Saturday, April 3, 2010 | |

Changes by Jim Butcher (guest review by Darren Dayton)

    So, this being my first review, I wish to introduce myself. I am Darren, Bryce's younger brother, and we tend to have the same tastes in reading, so I was a natural extension of the reviews on his site.

    Today, we will be talking about Changes, the latest book in the Dresden Files series by author Jim Butcher, and a book (and series) I highly recommend. He has not been mentioned on the site thus far, but it was not due to lack of interest or appreciation, but rather time constraints. His latest (and one of his best in my opinion) books starts out like every other one of his books: an important, yet hilarious beginning scene that introduces well the main conflict of the story, and lends to the entertainment aspect of literature quite well. I am impressed, because this time the beginning was even more of a home-run than previous books, and I wasn't sure that was possible. It is, however, twelve books into the series, so I suggest starting with book one, Storm Front.

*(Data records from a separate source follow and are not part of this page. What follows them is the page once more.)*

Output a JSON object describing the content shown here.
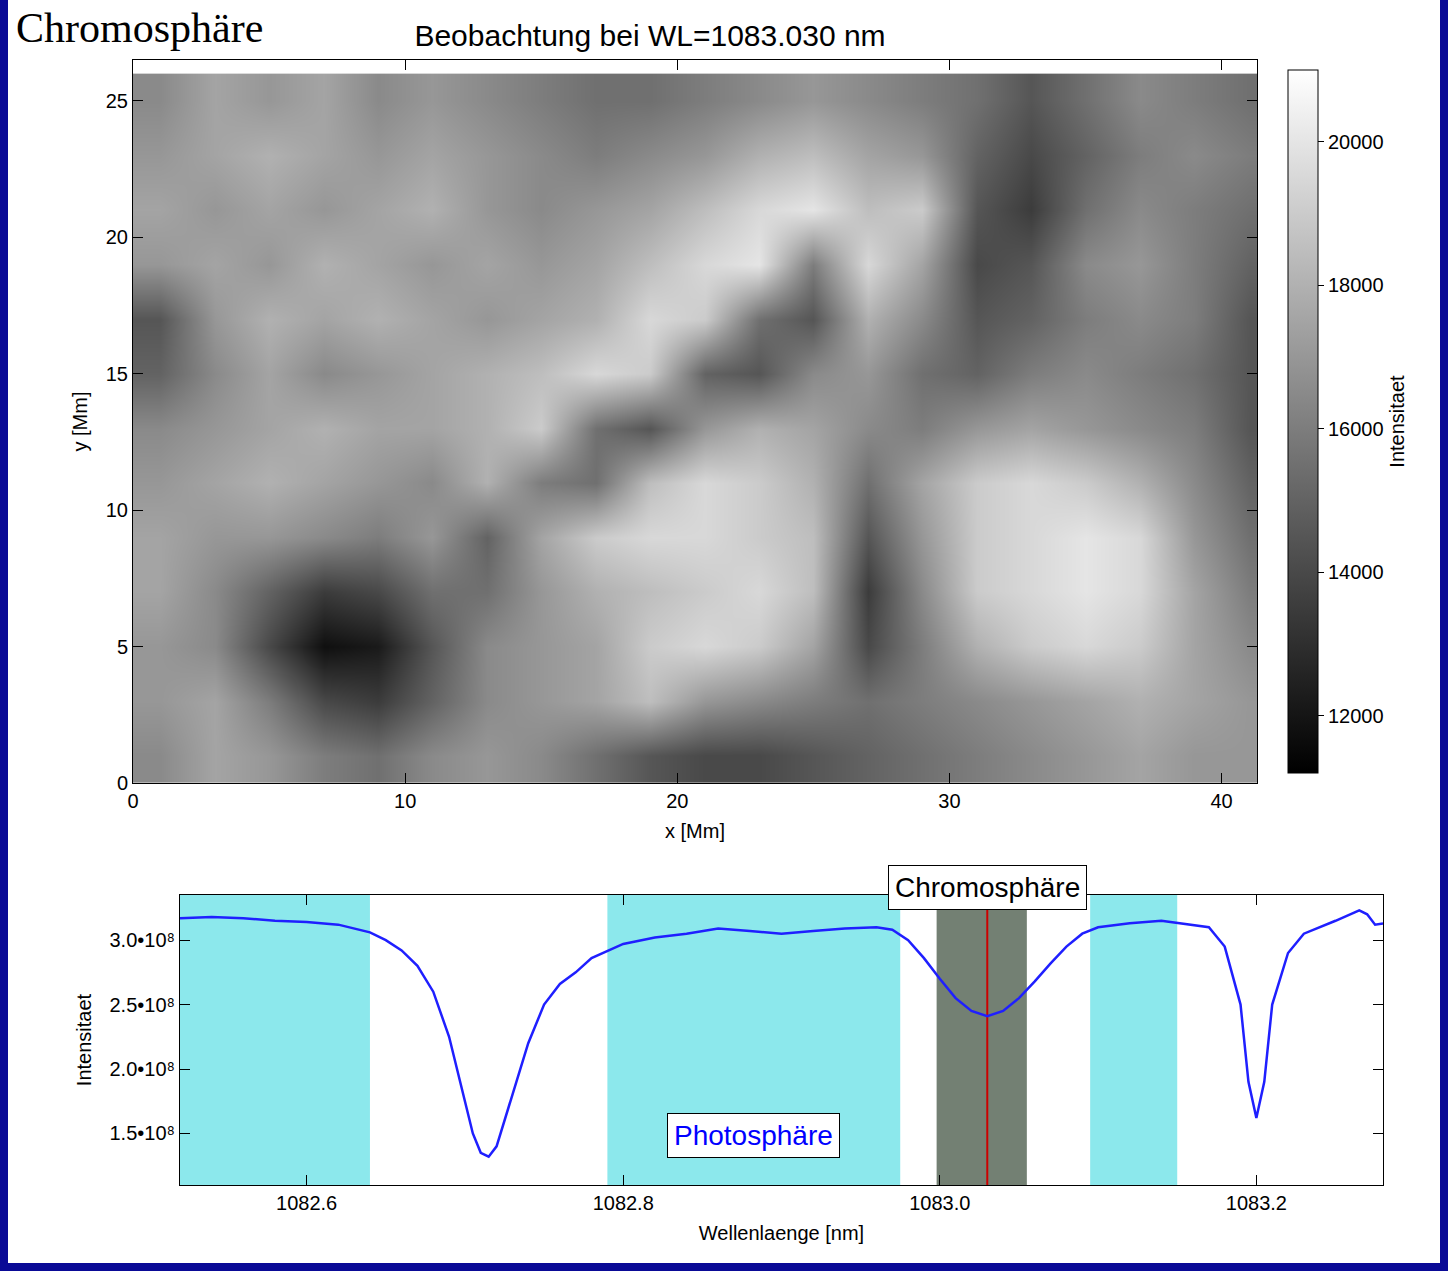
{
  "page": {
    "heading": "Chromosphäre"
  },
  "chart_data": [
    {
      "type": "heatmap",
      "title": "Beobachtung bei WL=1083.030 nm",
      "x_label": "x [Mm]",
      "y_label": "y [Mm]",
      "x": [
        1,
        3,
        5,
        7,
        9,
        11,
        13,
        15,
        17,
        19,
        21,
        23,
        25,
        27,
        29,
        31,
        33,
        35,
        37,
        39,
        41
      ],
      "y": [
        1,
        3,
        5,
        7,
        9,
        11,
        13,
        15,
        17,
        19,
        21,
        23,
        25
      ],
      "z": [
        [
          16500,
          17500,
          17000,
          16000,
          15500,
          16500,
          17000,
          16500,
          15500,
          14500,
          14000,
          14000,
          14500,
          15000,
          15500,
          16000,
          16500,
          17000,
          17500,
          17000,
          17000
        ],
        [
          17000,
          17500,
          16000,
          14000,
          13500,
          15000,
          16500,
          17000,
          17500,
          18500,
          17000,
          16500,
          16000,
          15500,
          16000,
          16500,
          17000,
          17500,
          18000,
          17500,
          17000
        ],
        [
          17000,
          16500,
          14000,
          11800,
          12200,
          14500,
          16500,
          17000,
          17500,
          19000,
          19500,
          19000,
          17500,
          14000,
          16000,
          18000,
          19000,
          19500,
          19000,
          17500,
          16500
        ],
        [
          17500,
          16500,
          15000,
          13500,
          14000,
          15500,
          15500,
          17000,
          18000,
          18500,
          19000,
          19500,
          18500,
          13500,
          16500,
          19000,
          19500,
          20000,
          19500,
          17500,
          16000
        ],
        [
          17500,
          17000,
          17000,
          16500,
          16000,
          17000,
          15000,
          17500,
          19000,
          19500,
          19500,
          19000,
          18500,
          14500,
          17000,
          19000,
          19500,
          20000,
          19500,
          17000,
          15500
        ],
        [
          17000,
          17500,
          18000,
          17500,
          17000,
          16500,
          18000,
          16000,
          15500,
          18500,
          19500,
          19000,
          18000,
          15500,
          17500,
          19000,
          19500,
          19000,
          18000,
          16500,
          15000
        ],
        [
          16500,
          17000,
          17500,
          18000,
          17500,
          17500,
          18000,
          19000,
          15500,
          14500,
          17000,
          18000,
          17500,
          16500,
          16000,
          17000,
          17500,
          17000,
          16500,
          16000,
          14500
        ],
        [
          15000,
          16500,
          17500,
          16500,
          17000,
          17500,
          18000,
          18500,
          19500,
          19000,
          15000,
          14500,
          16500,
          17000,
          15500,
          15000,
          16000,
          16500,
          16000,
          15500,
          14500
        ],
        [
          14500,
          17000,
          18000,
          17500,
          18000,
          17500,
          17000,
          17500,
          18000,
          19500,
          19000,
          15500,
          14500,
          18000,
          16500,
          14500,
          15000,
          16000,
          16500,
          16000,
          14500
        ],
        [
          17000,
          17500,
          17000,
          18000,
          17500,
          17000,
          17500,
          17000,
          17500,
          18500,
          19500,
          20000,
          16000,
          19500,
          17500,
          14000,
          14500,
          16500,
          17000,
          16000,
          15000
        ],
        [
          17500,
          17000,
          17500,
          17000,
          17500,
          18000,
          17000,
          16500,
          17000,
          17500,
          18500,
          19500,
          20000,
          18500,
          19000,
          14500,
          13500,
          15500,
          16500,
          16000,
          15500
        ],
        [
          17000,
          17500,
          18000,
          17500,
          17000,
          17500,
          17000,
          16500,
          16000,
          16500,
          17000,
          18000,
          18500,
          17500,
          17000,
          15000,
          14000,
          15000,
          16000,
          16500,
          16000
        ],
        [
          16500,
          17500,
          17000,
          17500,
          16500,
          17000,
          16500,
          16000,
          15500,
          15500,
          16000,
          16500,
          17000,
          16500,
          16000,
          15500,
          14500,
          15500,
          16500,
          16000,
          15500
        ]
      ],
      "xlim": [
        0,
        41.3
      ],
      "ylim": [
        0,
        26.5
      ],
      "xticks": [
        0,
        10,
        20,
        30,
        40
      ],
      "yticks": [
        0,
        5,
        10,
        15,
        20,
        25
      ],
      "grid": false,
      "colorbar": {
        "label": "Intensitaet",
        "range": [
          11200,
          21000
        ],
        "ticks": [
          12000,
          14000,
          16000,
          18000,
          20000
        ]
      }
    },
    {
      "type": "line",
      "x_label": "Wellenlaenge [nm]",
      "y_label": "Intensitaet",
      "color": "#1f1fff",
      "x": [
        1082.52,
        1082.54,
        1082.56,
        1082.58,
        1082.6,
        1082.62,
        1082.64,
        1082.65,
        1082.66,
        1082.67,
        1082.68,
        1082.69,
        1082.7,
        1082.705,
        1082.71,
        1082.715,
        1082.72,
        1082.73,
        1082.74,
        1082.75,
        1082.76,
        1082.77,
        1082.78,
        1082.8,
        1082.82,
        1082.84,
        1082.86,
        1082.88,
        1082.9,
        1082.92,
        1082.94,
        1082.96,
        1082.97,
        1082.98,
        1082.99,
        1083.0,
        1083.01,
        1083.02,
        1083.03,
        1083.04,
        1083.05,
        1083.06,
        1083.07,
        1083.08,
        1083.09,
        1083.1,
        1083.12,
        1083.14,
        1083.16,
        1083.17,
        1083.18,
        1083.19,
        1083.195,
        1083.2,
        1083.205,
        1083.21,
        1083.22,
        1083.23,
        1083.25,
        1083.265,
        1083.27,
        1083.275,
        1083.28
      ],
      "values": [
        317000000.0,
        318000000.0,
        317000000.0,
        315000000.0,
        314000000.0,
        312000000.0,
        306000000.0,
        300000000.0,
        292000000.0,
        280000000.0,
        260000000.0,
        225000000.0,
        175000000.0,
        150000000.0,
        135000000.0,
        132000000.0,
        140000000.0,
        180000000.0,
        220000000.0,
        250000000.0,
        266000000.0,
        275000000.0,
        286000000.0,
        297000000.0,
        302000000.0,
        305000000.0,
        309000000.0,
        307000000.0,
        305000000.0,
        307000000.0,
        309000000.0,
        310000000.0,
        308000000.0,
        300000000.0,
        286000000.0,
        270000000.0,
        255000000.0,
        245000000.0,
        241000000.0,
        245000000.0,
        255000000.0,
        268000000.0,
        282000000.0,
        295000000.0,
        305000000.0,
        310000000.0,
        313000000.0,
        315000000.0,
        312000000.0,
        310000000.0,
        295000000.0,
        250000000.0,
        190000000.0,
        162000000.0,
        190000000.0,
        250000000.0,
        290000000.0,
        305000000.0,
        315000000.0,
        323000000.0,
        320000000.0,
        312000000.0,
        313000000.0
      ],
      "xlim": [
        1082.52,
        1083.28
      ],
      "ylim": [
        110000000.0,
        335000000.0
      ],
      "xticks": [
        1082.6,
        1082.8,
        {
          "value": 1083,
          "label": "1083.0"
        },
        1083.2
      ],
      "yticks": [
        {
          "value": 150000000.0,
          "label": "1.5•10⁸"
        },
        {
          "value": 200000000.0,
          "label": "2.0•10⁸"
        },
        {
          "value": 250000000.0,
          "label": "2.5•10⁸"
        },
        {
          "value": 300000000.0,
          "label": "3.0•10⁸"
        }
      ],
      "grid": false,
      "bands": [
        {
          "label": "Photosphäre",
          "color": "#66e0e6",
          "ranges": [
            [
              1082.52,
              1082.64
            ],
            [
              1082.79,
              1082.975
            ],
            [
              1083.095,
              1083.15
            ]
          ]
        },
        {
          "label": "Chromosphäre",
          "color": "#5a6a5a",
          "ranges": [
            [
              1082.998,
              1083.055
            ]
          ],
          "center": 1083.03,
          "center_color": "#cc0000"
        }
      ]
    }
  ]
}
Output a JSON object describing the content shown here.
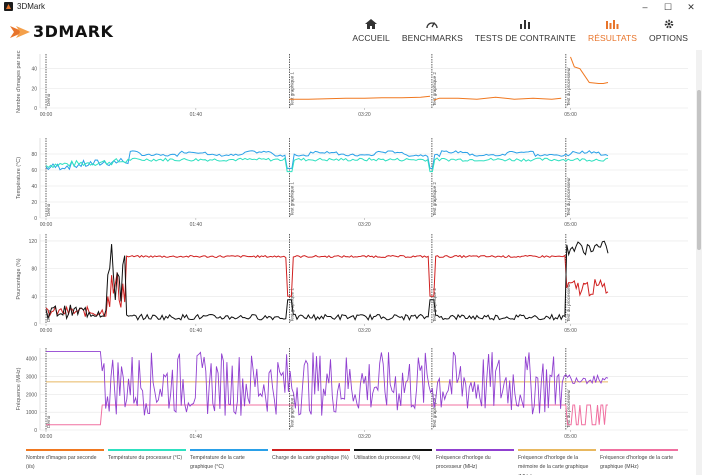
{
  "window": {
    "title": "3DMark",
    "minimize": "–",
    "maximize": "☐",
    "close": "✕"
  },
  "brand": {
    "logo_text": "3DMARK"
  },
  "nav": [
    {
      "label": "ACCUEIL",
      "icon": "home-icon",
      "active": false
    },
    {
      "label": "BENCHMARKS",
      "icon": "gauge-icon",
      "active": false
    },
    {
      "label": "TESTS DE CONTRAINTE",
      "icon": "bar-chart-icon",
      "active": false
    },
    {
      "label": "RÉSULTATS",
      "icon": "results-bars-icon",
      "active": true
    },
    {
      "label": "OPTIONS",
      "icon": "gear-icon",
      "active": false
    }
  ],
  "colors": {
    "accent": "#e8742a",
    "fps": "#f07820",
    "cpu_temp": "#2ee0c0",
    "gpu_temp": "#2aa0e8",
    "gpu_load": "#d02020",
    "cpu_usage": "#101010",
    "cpu_clock": "#9040d0",
    "gpu_mem_clock": "#e8b860",
    "gpu_clock": "#f070a0"
  },
  "markers": [
    "Démo",
    "Test graphique 1",
    "Test graphique 2",
    "Test du processeur"
  ],
  "chart_data": [
    {
      "type": "line",
      "ylabel": "Nombre d'images par sec.",
      "yticks": [
        0,
        20,
        40
      ],
      "ylim": [
        0,
        55
      ],
      "xticks": [
        "00:00",
        "01:40",
        "03:20",
        "05:00"
      ],
      "grid": true,
      "series": [
        {
          "name": "Nombre d'images par seconde (i/s)",
          "color": "#f07820",
          "segments": [
            {
              "x": [
                0,
                0,
                0
              ],
              "y": [
                null,
                null,
                null
              ]
            },
            {
              "x": [
                2.6,
                2.8,
                3.0,
                3.2,
                3.4,
                3.6,
                3.8,
                4.0,
                4.1
              ],
              "y": [
                9,
                9,
                9.5,
                10,
                10,
                10.5,
                10.5,
                11,
                12
              ]
            },
            {
              "x": [
                4.14,
                4.2,
                4.4,
                4.6,
                4.8,
                5.0,
                5.2,
                5.4,
                5.5
              ],
              "y": [
                8,
                10,
                10,
                9,
                11,
                9,
                10,
                9,
                10
              ]
            },
            {
              "x": [
                5.6,
                5.64,
                5.7,
                5.8,
                5.9,
                5.95,
                6.0
              ],
              "y": [
                52,
                42,
                40,
                26,
                25,
                25,
                26
              ]
            }
          ]
        }
      ]
    },
    {
      "type": "line",
      "ylabel": "Température (°C)",
      "yticks": [
        0,
        20,
        40,
        60,
        80
      ],
      "ylim": [
        0,
        100
      ],
      "xticks": [
        "00:00",
        "01:40",
        "03:20",
        "05:00"
      ],
      "grid": true,
      "series": [
        {
          "name": "Température du processeur (°C)",
          "color": "#2ee0c0",
          "base": 70,
          "noise": 3
        },
        {
          "name": "Température de la carte graphique (°C)",
          "color": "#2aa0e8",
          "base": 78,
          "noise": 3
        }
      ]
    },
    {
      "type": "line",
      "ylabel": "Pourcentage (%)",
      "yticks": [
        0,
        40,
        80,
        120
      ],
      "ylim": [
        0,
        130
      ],
      "xticks": [
        "00:00",
        "01:40",
        "03:20",
        "05:00"
      ],
      "grid": true,
      "series": [
        {
          "name": "Charge de la carte graphique (%)",
          "color": "#d02020",
          "base": 100
        },
        {
          "name": "Utilisation du processeur (%)",
          "color": "#101010",
          "base": 8
        }
      ]
    },
    {
      "type": "line",
      "ylabel": "Fréquence (MHz)",
      "yticks": [
        0,
        1000,
        2000,
        3000,
        4000
      ],
      "ylim": [
        0,
        4600
      ],
      "xticks": [
        "00:00",
        "01:40",
        "03:20",
        "05:00"
      ],
      "grid": true,
      "series": [
        {
          "name": "Fréquence d'horloge du processeur (MHz)",
          "color": "#9040d0"
        },
        {
          "name": "Fréquence d'horloge de la mémoire de la carte graphique (MHz)",
          "color": "#e8b860",
          "value": 2700
        },
        {
          "name": "Fréquence d'horloge de la carte graphique (MHz)",
          "color": "#f070a0",
          "value": 1400
        }
      ]
    }
  ],
  "legend": [
    {
      "label": "Nombre d'images par seconde (i/s)",
      "color": "#f07820"
    },
    {
      "label": "Température du processeur (°C)",
      "color": "#2ee0c0"
    },
    {
      "label": "Température de la carte graphique (°C)",
      "color": "#2aa0e8"
    },
    {
      "label": "Charge de la carte graphique (%)",
      "color": "#d02020"
    },
    {
      "label": "Utilisation du processeur (%)",
      "color": "#101010"
    },
    {
      "label": "Fréquence d'horloge du processeur (MHz)",
      "color": "#9040d0"
    },
    {
      "label": "Fréquence d'horloge de la mémoire de la carte graphique (MHz)",
      "color": "#e8b860"
    },
    {
      "label": "Fréquence d'horloge de la carte graphique (MHz)",
      "color": "#f070a0"
    }
  ]
}
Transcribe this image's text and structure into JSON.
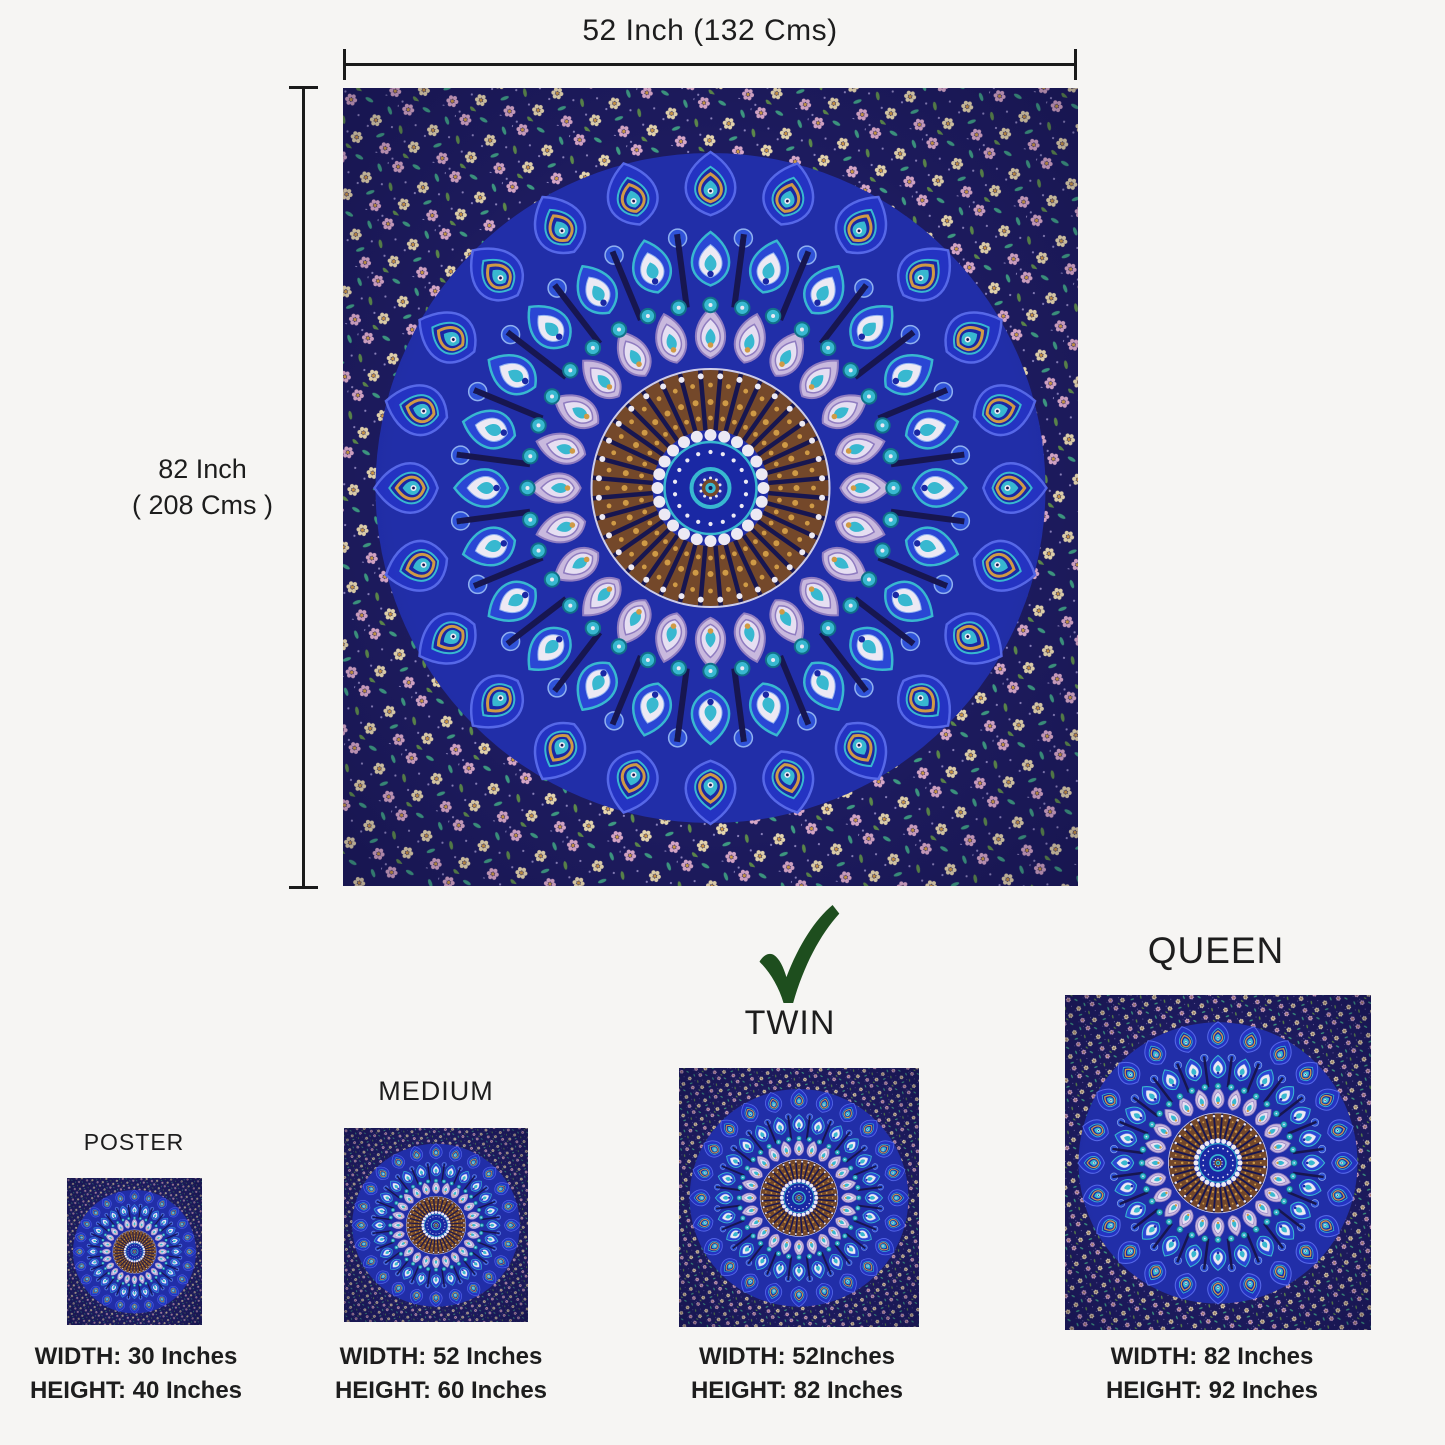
{
  "page": {
    "background": "#f6f5f3",
    "text_color": "#1d1d1d",
    "line_color": "#1a1a1a"
  },
  "dimensions": {
    "width_label": "52 Inch (132 Cms)",
    "height_label_line1": "82 Inch",
    "height_label_line2": "( 208 Cms )"
  },
  "check": {
    "color": "#1e4e1e"
  },
  "sizes": [
    {
      "name": "POSTER",
      "width": "WIDTH: 30 Inches",
      "height": "HEIGHT: 40 Inches",
      "selected": false
    },
    {
      "name": "MEDIUM",
      "width": "WIDTH: 52 Inches",
      "height": "HEIGHT: 60 Inches",
      "selected": false
    },
    {
      "name": "TWIN",
      "width": "WIDTH: 52Inches",
      "height": "HEIGHT: 82 Inches",
      "selected": true
    },
    {
      "name": "QUEEN",
      "width": "WIDTH: 82 Inches",
      "height": "HEIGHT: 92 Inches",
      "selected": false
    }
  ],
  "tapestry": {
    "palette": {
      "field": "#1d1b5e",
      "base_blue": "#212ea8",
      "dome_blue": "#2433c2",
      "dome_blue_dark": "#1a28a4",
      "dome_stroke": "#5668e8",
      "blue_mid": "#2a46d4",
      "button_blue": "#2f52d8",
      "button_stroke": "#8fb0f0",
      "teal": "#38b8d0",
      "teal_dark": "#117189",
      "white": "#ece9f4",
      "lavender": "#c9b9de",
      "lavender_light": "#e6dff2",
      "lavender_stroke": "#8f7cc0",
      "brown": "#74482a",
      "gold": "#cf9a46",
      "navy_line": "#171650",
      "flower_pink": "#d8a8c8",
      "flower_cream": "#e6d6ae",
      "leaf_teal": "#3e9b82",
      "leaf_green": "#5d8a4a",
      "sprinkle": "#8f86c0"
    }
  }
}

    On to the actual review, then, eh?

    The characters as always are completely alive, and to rate the immersion: I sometimes forget I'm reading a book. This book is no different than any of the others in the series... well, not quite. The title, Changes, is quite appropriate, in that we see some changes in characters, and things going in ways we never thought (or hoped, or dreaded) they could go.

    As to the quality of the work, I literally just read it in about 8 hours straight, in one sitting. I have not stopped for food, water, various toiletries; heck, I started reading it while I was at work this morning, and only stopped for the ten minutes it took me to get home. Mr. Butcher puts on an excellent performance, so to speak, and it is masterfully entertaining, while also being involved and absorbing on a level I, as an avid Fantasy fan since close after birth, have seen.

    The characters and plot left me emotionally invested enough that I have not only read 12 books about them, but I literally feel joy and sadness with them, live and die; without any spoilers I tell you that as I sit here writing this, I am still in an emotional stupor over the events at the end of the book, and that just doesn't happen to me folks.

    Quick non-spoiler plot summary:
        Harry, main character and resident wizard in Chicago, has just learned from an old girlfriend that the Red Court of vampires has taken a little girl, and intends to... well, they don't know what yet, but it obviously can't be good. I mean, vampires, right? Someone is destabilizing the power of the White Council of wizards, and Harry also has to try to find out what's going on there before full-on war breaks out anew between the Court and the Council (but that's nothing new, really. Read the last few books.) Anyway, things go wrong in a spectacular fashion, as is usual, and it's up to Harry to stop them from either destroying the world or killing millions of people.

    If that seems generic to you, it's because the plot is so involved I cannot say a single word different without giving things away. Suffice to say, like Robert Jordan, Jim Butcher weaves plot upon plot, twist upon twist, until no reader can say for sure what the outcome will be until the end of the book.

    Overall rating: 10/10.

    Fantastic work, Mr. Butcher, and while I had qualms with almost everything that happened (plot, character changes, building/car demolitions) know that you got a 10 out of 10 because all that points to just how good the writing is, and just how much of a vested interest I had in this book, and the series in general. I hope you continue to keep 'em coming, 'cause I will read them until they nail shut my coffin. Thank you for the wonderful time I had reading this, and I hope all the readers of this review will go out and get started by reading Storm Front, because this series is well worth it.

Great review Darren. I simply want to add that Changes is a very apt title for this particular book. Almost everything that we know about the Dresden Files gets turned on its head, and things are definitely headed in a new direction. I'm confident, though, that future volumes will still be excellent. This is, so far, my MUST BUY book of 2010.